His eyes and heart burned. The tears stung as they spilled unchecked down his cheeks. He was weak, a crybaby. No matter how he hated to show this weakness, how he hated to cry, he couldn't stop. He was too young to understand that tears were sometimes not weakness but strength. That sometimes you have to cry tears of anger of injustice to purge your soul. He would learn that lesson later, but right now the price was too high for a little boy to pay.

He could hear people moving above him, walking up and down the steps. He curled up in a ball, slowly rocking back and forth, subconsciously giving physical form to his restless mind. The dark was slowly pressing in on him stealing his breath. A small sliver of golden light peeked out from under the doorway. It was his only saving grace.
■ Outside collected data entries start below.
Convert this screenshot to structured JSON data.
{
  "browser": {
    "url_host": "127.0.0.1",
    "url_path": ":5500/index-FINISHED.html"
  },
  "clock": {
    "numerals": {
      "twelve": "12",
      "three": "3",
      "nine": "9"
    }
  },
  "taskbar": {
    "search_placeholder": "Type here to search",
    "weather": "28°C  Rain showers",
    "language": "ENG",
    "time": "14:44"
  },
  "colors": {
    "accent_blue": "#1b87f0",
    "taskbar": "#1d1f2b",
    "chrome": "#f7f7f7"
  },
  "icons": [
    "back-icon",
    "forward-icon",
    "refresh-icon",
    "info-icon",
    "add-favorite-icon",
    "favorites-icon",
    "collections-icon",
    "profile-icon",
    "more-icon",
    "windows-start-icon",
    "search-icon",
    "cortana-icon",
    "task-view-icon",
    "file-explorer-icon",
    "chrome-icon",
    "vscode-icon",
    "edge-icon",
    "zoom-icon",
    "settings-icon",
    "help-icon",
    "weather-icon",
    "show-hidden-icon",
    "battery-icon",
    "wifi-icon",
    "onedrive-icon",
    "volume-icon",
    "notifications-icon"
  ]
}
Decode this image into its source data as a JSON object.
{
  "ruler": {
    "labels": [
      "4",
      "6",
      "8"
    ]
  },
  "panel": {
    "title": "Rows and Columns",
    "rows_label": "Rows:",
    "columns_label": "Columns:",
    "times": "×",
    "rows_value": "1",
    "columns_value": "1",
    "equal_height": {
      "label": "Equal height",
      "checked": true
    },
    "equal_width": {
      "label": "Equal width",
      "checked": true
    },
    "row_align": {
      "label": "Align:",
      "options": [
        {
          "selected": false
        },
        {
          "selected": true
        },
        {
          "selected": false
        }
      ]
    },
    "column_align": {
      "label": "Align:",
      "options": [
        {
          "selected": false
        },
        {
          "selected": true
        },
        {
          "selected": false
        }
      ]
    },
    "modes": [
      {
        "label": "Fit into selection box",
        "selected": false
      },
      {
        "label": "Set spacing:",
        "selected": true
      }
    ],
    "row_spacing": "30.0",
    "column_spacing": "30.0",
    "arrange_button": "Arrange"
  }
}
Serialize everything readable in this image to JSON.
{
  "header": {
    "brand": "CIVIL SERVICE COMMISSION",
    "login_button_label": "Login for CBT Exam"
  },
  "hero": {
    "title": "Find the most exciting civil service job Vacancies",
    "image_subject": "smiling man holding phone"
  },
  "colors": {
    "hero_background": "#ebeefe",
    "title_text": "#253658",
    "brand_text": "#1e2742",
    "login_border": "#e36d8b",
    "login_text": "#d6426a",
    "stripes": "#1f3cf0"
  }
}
The darkness was supposed to make a man out of him; at least that's what his Father told him every time he was shoved in the tiny closet under the stairs.

It smelled like old booze and rotting wood.

He hated this place, hated how he felt. Instead of that hate giving him

courage to stand up to his father or giving him a bad ass attitude, it made him strong in the way only a reed bending from a breeze of wind or rain can be. His father wanted a rock, but rocks break into pebbles. He was air, light and flexible. Powerful and unstoppable.

It was here that he learned to be scared of spiders. Not for the simple fact that he could feel them crawling on his skin, unable to get away. It was worse then that. Worse than feeling like he was trapped in a coffin and buried above the ground. Worse because he found out the hard way that a spider's bite is deadly to him.

He lost count of the trips to hospital. Lost count of how many times his body swelled and his breathing stopped. He lost count of how many times he prayed that the bright light that blinded him wasn't the overhead lights of the hospital, but the welcoming light of heaven. Just after he lost count, he gave up hope.

Just when you fail, when you've reached the end and there is nothing left to live for, something happens. Perhaps it is a cosmic twist of fate, or maybe it's because you haven't suffered enough no matter what

You have been through. Or just maybe, maybe your guardian angel has finally taken an interest in you and decided that it's time to give you back that hope.

Whatever it was or how it happened, Wesley Wyndam-Pryce found himself, bags packed and at the train station early on chilly September morning. He was being sent away, not as punishment for his school grades, but as a reward for having the highest marks in his class. He was going to boarding school, with tear-filled eyes, not of loss and pain but of joy and celebration. He was saved. His prays finally answered. His faith

reborn, in God. Little did young Wesley realize that sometimes there are worse fates, and the hell you give up is heaven compared to the hell that awaits.